COVID-19 chart series
As countries around the world struggle to contain coronavirus (COVID-19), there is growing recognition that rather than being a great leveller, the pandemic may exacerbate existing inequalities (see also the recent Health Foundation long read on inequalities). Understanding is advancing very rapidly as researchers publish new studies every week.
This article sets out some of the key points emerging from recent research on COVID-19 and health inequalities. It reviews the evidence that black and minority ethnic communities are at greater risk of catching and dying from the virus. It also considers the reasons why these groups are at greater risk. The economic impacts of the pandemic on black and minority ethnic groups are not covered.
Are black and minority ethnic people at greater risk of catching and dying from COVID-19?
There is clear evidence that black and minority ethnic groups are at higher risk of dying from COVID-19 than the rest of the population though that risk may not be the same for all ethnic groups. Data from the ONS published on 7 May show that, after adjusting for age, men and women of black ethnicity were at highest risk. They were more than four times as likely to die from COVID-19 compared to people of white ethnicity (Figure 1).
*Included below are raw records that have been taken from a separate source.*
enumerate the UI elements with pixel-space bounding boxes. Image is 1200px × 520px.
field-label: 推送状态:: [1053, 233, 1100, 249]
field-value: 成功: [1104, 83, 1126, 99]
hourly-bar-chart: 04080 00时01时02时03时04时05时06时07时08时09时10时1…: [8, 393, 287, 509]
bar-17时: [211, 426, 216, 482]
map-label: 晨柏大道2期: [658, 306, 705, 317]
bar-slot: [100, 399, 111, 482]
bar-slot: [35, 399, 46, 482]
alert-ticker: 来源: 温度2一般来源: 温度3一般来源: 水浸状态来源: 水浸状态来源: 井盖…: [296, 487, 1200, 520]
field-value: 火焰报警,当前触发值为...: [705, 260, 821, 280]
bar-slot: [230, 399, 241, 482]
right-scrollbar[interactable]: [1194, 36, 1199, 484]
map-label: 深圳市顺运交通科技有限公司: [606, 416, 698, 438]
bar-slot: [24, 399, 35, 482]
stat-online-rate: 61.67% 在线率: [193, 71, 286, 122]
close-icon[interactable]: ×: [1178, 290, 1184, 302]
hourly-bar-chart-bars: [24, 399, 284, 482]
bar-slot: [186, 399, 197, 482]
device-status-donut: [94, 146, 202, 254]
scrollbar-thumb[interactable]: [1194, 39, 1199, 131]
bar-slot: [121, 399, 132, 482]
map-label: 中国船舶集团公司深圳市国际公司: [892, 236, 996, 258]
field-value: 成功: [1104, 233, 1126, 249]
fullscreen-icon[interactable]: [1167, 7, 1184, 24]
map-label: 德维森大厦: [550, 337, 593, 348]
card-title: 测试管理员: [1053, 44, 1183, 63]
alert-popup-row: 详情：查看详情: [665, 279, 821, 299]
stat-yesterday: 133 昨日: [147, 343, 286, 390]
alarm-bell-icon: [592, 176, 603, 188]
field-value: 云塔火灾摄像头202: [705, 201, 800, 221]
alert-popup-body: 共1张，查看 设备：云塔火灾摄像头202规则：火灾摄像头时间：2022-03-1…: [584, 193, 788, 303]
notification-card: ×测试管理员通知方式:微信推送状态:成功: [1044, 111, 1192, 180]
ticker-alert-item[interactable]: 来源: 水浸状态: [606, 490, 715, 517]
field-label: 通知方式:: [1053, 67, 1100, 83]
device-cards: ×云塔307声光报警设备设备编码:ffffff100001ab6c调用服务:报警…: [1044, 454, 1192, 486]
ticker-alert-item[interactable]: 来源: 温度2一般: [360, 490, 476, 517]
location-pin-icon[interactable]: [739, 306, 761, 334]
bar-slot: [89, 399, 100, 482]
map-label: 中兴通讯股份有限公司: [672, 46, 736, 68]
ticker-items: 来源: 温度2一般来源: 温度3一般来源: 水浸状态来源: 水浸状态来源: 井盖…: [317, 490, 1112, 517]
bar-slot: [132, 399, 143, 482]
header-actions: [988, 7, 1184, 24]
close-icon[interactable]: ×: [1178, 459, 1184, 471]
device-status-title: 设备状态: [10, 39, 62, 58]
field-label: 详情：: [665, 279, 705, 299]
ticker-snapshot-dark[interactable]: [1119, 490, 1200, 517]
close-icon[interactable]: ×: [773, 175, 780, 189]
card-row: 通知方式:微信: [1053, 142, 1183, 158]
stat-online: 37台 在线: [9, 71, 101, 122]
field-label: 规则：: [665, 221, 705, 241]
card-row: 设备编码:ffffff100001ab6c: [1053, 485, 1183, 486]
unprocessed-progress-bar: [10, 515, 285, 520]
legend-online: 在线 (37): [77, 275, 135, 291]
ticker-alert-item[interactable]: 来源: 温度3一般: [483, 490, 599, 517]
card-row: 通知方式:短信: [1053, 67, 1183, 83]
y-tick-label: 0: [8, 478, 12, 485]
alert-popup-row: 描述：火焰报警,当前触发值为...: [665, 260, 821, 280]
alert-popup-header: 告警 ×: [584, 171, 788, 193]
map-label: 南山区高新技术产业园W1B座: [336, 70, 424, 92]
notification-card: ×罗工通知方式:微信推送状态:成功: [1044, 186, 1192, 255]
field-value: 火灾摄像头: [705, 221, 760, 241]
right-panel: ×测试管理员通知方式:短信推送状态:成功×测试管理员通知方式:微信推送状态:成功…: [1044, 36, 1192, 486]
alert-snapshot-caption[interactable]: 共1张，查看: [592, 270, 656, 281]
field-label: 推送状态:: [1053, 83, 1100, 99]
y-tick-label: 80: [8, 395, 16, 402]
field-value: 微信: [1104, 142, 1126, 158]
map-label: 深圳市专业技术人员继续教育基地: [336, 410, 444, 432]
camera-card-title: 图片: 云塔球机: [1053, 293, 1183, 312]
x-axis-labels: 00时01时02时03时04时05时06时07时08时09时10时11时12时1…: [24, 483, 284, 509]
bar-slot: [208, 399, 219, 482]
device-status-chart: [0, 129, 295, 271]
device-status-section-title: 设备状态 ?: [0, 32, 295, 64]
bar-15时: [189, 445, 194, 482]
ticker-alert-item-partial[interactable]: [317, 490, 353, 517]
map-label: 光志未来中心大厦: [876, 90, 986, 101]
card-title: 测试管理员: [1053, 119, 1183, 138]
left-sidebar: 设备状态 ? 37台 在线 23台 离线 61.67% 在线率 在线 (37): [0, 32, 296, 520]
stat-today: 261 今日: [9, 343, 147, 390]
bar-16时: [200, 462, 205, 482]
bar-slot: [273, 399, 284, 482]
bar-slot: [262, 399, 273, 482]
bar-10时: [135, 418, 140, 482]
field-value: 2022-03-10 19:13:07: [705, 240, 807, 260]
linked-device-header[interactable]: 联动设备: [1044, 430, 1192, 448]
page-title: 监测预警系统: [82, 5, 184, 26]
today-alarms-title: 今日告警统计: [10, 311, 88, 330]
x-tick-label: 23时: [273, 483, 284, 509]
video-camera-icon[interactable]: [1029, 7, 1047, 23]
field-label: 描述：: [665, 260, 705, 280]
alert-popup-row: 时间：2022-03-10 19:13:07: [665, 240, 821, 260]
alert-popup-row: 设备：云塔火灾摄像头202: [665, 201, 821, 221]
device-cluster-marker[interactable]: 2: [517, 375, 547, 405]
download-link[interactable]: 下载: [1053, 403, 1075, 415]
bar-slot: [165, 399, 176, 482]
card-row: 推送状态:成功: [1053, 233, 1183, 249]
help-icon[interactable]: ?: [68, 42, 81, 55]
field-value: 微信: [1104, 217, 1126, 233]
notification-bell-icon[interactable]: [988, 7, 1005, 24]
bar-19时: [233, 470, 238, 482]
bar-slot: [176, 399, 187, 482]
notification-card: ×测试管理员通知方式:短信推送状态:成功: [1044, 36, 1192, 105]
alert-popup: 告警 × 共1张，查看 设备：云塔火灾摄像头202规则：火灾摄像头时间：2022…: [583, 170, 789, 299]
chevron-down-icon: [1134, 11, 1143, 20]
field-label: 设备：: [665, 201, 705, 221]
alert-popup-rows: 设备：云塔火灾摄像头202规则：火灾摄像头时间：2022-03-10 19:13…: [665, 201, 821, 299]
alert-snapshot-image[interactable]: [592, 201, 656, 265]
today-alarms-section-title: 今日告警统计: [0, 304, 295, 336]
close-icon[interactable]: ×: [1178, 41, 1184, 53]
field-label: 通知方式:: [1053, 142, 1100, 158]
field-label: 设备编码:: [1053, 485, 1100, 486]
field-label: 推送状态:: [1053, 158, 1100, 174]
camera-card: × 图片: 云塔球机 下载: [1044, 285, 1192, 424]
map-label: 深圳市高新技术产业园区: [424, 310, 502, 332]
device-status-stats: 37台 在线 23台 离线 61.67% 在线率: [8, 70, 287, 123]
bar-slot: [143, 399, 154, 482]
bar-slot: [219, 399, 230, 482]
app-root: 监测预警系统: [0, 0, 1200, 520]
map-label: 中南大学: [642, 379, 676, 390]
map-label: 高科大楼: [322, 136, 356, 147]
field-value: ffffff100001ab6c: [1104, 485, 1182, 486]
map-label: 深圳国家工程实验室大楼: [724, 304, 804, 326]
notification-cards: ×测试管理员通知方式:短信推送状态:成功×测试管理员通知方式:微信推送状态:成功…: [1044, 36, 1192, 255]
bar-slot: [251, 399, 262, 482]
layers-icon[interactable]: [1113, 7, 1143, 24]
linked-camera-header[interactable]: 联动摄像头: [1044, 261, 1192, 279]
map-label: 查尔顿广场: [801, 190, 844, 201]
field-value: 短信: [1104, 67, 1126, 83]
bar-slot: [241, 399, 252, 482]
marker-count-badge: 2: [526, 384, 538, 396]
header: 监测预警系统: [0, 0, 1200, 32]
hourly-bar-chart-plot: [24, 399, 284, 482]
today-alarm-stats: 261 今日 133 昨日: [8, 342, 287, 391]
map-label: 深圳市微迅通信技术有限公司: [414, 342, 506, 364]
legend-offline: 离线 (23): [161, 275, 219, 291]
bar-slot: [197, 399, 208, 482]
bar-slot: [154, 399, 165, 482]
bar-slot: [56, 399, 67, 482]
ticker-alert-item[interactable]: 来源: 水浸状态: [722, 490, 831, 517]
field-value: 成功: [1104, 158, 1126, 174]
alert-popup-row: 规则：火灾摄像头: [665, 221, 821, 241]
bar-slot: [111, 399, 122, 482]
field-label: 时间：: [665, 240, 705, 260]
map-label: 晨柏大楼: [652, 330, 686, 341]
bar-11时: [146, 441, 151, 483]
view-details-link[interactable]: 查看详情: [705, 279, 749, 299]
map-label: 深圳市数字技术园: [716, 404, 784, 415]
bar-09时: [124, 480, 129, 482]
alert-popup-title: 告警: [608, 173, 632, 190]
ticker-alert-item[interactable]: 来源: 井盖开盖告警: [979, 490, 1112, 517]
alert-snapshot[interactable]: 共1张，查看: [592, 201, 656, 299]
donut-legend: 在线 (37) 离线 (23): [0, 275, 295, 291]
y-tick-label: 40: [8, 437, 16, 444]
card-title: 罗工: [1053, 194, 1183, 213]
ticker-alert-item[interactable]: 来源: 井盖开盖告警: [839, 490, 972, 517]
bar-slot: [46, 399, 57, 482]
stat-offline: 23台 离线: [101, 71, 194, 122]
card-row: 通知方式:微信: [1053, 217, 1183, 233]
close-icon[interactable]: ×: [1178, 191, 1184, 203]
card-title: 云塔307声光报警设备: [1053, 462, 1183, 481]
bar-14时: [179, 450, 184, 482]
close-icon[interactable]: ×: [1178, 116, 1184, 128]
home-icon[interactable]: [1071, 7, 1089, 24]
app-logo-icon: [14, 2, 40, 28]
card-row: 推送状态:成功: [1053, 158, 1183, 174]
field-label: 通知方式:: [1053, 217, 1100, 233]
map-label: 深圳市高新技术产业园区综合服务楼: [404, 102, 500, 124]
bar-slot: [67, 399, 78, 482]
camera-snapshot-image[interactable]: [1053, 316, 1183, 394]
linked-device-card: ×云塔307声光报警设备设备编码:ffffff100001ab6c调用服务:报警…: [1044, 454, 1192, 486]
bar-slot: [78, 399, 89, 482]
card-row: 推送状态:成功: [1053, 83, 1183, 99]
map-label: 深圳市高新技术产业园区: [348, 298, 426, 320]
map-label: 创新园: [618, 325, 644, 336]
The ONS data cover all registered deaths (from 2 March to 10 April) and are linked to census records, so only capture people whose ethnicity was included in the 2011 census. A number of other studies have been done on COVID-19-related deaths occurring in hospital (eg Aldridge et al, the IFS, the OpenSAFELY Collaborative). These too have consistently found increased risk for some ethnic minority groups, particularly for people of black ethnicity and of Indian, Pakistani and Bangladeshi origins. The Intensive Care National Audit and Research Centre also showed that 34% of COVID-19-related admissions to intensive care were for ethnic minority people, while they only account for 13% of the population of England and Wales.
The risk of COVID-19 related death is more than four times as high for people of black ethnicity than for those of white ethnicity after adjusting for age
The research done so far relies primarily on mortality and hospital data. This means it is not yet known how much is due to an increased risk of being infected in the first place, versus a higher risk of dying from the disease once infected. Both factors almost certainly play a part.
People from black and minority ethnic groups are likely to have been more exposed to the virus (see below) but the true scale of this will not be known until the results of large infection and antibody studies become available. Even then, surveys will not produce accurate estimates for different ethnic groups unless sampling is boosted in minority populations.
There is certainly evidence emerging that, once infected, people from black and minority ethnic groups are at greater risk of poor outcomes. One study of patients in a London hospital found that (after adjusting for age, co-morbidity and severity of illness at admission), black patients had a higher risk of death (odds ratio 1.83, confidence interval 1.02–3.30) than white patients. There is also evidence that black and ethnic minority health and social care workers have been more likely to die of COVID-19 than their white colleagues.
Why do black and minority ethnic people have a higher risk of dying from COVID-19?
The answer to this question is complex. Ethnic inequalities in health in the UK have been extensively documented before COVID-19. A wide variety of explanations for these have been examined, ranging from upstream social and economic inequalities to downstream biological factors. Teasing out the contributions made by different factors is difficult, particularly because they do not all act independently; for example, living in more deprived areas which have more air pollution increases the risk of having an underlying respiratory illness. Given the complexity of the systems that produce poor outcomes for black and ethnic minority groups, there is a real risk that the imprudent use of statistical adjustment techniques in studies of COVID-19 deaths may obscure the role of some upstream issues.
Experts in the field point to racism as a ‘fundamental cause’, affecting health in multiple ways. A strong evidence base has demonstrated that racial discrimination affects people’s life chances through, for example, restricting access to education and employment opportunities. Black and minority ethnic groups tend to have poorer socioeconomic circumstances which lead to poorer health outcomes. In addition, the stress associated with being discriminated against based on race/ethnicity directly affects mental and physical health through physiological pathways.
Studies of COVID-19 so far have suggested that people from black and minority ethnic communities are more likely to be exposed to the virus because they tend to live in more densely populated urban areas where the virus has spread fastest, and are more likely to be key workers, especially in London (Figure 2). Some minority ethnic groups are more likely to live in over-crowded accommodation increasing risk of transmission within households. Once infected, many of the pre-existing health conditions that increase the risk of having severe infection are more common in black and minority ethnic groups.